Well, not a final answer but a few clue to simplify and accelerate your system:
First, use cached values. For example, in your line:
index = floor((d-dtEdges(1))/(dtEdges(end)-dtEdges(1))*(length(dtEdges)-1)+1);
your loop repeat the same computations every iteration. You can calculate the value before starting the loop, cache it then reuse the stored result:
cached_dt_constant = (dtEdges(end)-dtEdges(1))*(length(dtEdges)-1) ;
Then in your loop simply use:
index = floor( (d-dtEdges(1)) / cached_dt_constant +1 ) ;
if you have so many loop iteration you'll save valuable time this way.
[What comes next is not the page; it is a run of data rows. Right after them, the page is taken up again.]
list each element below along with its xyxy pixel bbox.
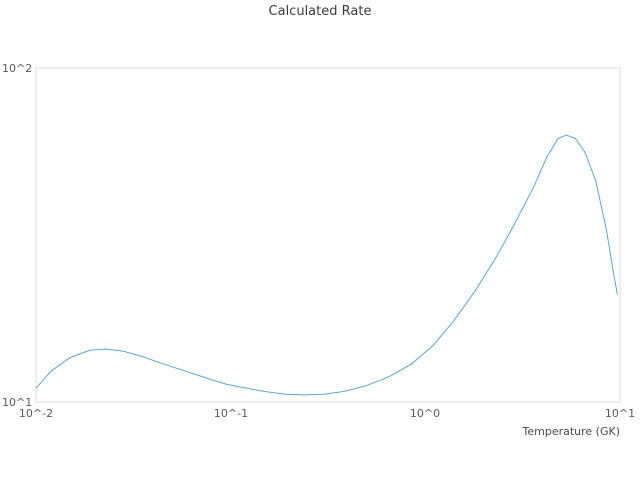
x-tick-label-3: 10^0 (409, 407, 441, 420)
y-tick-label-top: 10^2 (2, 62, 33, 75)
x-tick-label-1: 10^-2 (18, 407, 54, 420)
x-tick-label-4: 10^1 (604, 407, 636, 420)
y-tick-label-bottom: 10^1 (2, 396, 33, 409)
x-axis-label: Temperature (GK) (522, 425, 621, 438)
x-tick-label-2: 10^-1 (213, 407, 249, 420)
plot-border (35, 67, 621, 403)
rate-line (35, 134, 618, 396)
chart-title: Calculated Rate (268, 4, 372, 19)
Second, I am not entirely sure of what the computations are trying to achieve, but you can save time again by using the indexing power of matlab. By replacing the lower part of your code like this, I get an execution time 2 to 3 time faster (and the same results obviously).
Na = length(time_a);
Nb = length(time_b);
tic1=tic;
dtEdge_span = (dtEdges(end)-dtEdges(1)) ;
cached_dt_constant = dtEdge_span * (length(dtEdges)-1) ;
for aa = 1:Na
ta = time_a(aa);
d = time_b - ta ;
iok = (d>=tmin) & (d<=tmax) ;
index = floor( (d(iok)-dtEdges(1)) ./ cached_dt_constant +1 ) ;
c(index) = c(index) +1 ;
end
toc(tic1)
end
Now there is only one loop to go through, the inner loop has been removed and replaced by vectorized calculation. By scratching the head a bit further there might be a way to do even without the top loop and use only vectorized computations. Although this will require to have enough memory to handle quite big arrays in one go.
If the precision of each value is not critical (I see you round and floor values often), try converting your initial vectors to 'single' type instead of the default matlab 'double'. that would almost double the size of array your memory will be able to handle in one go.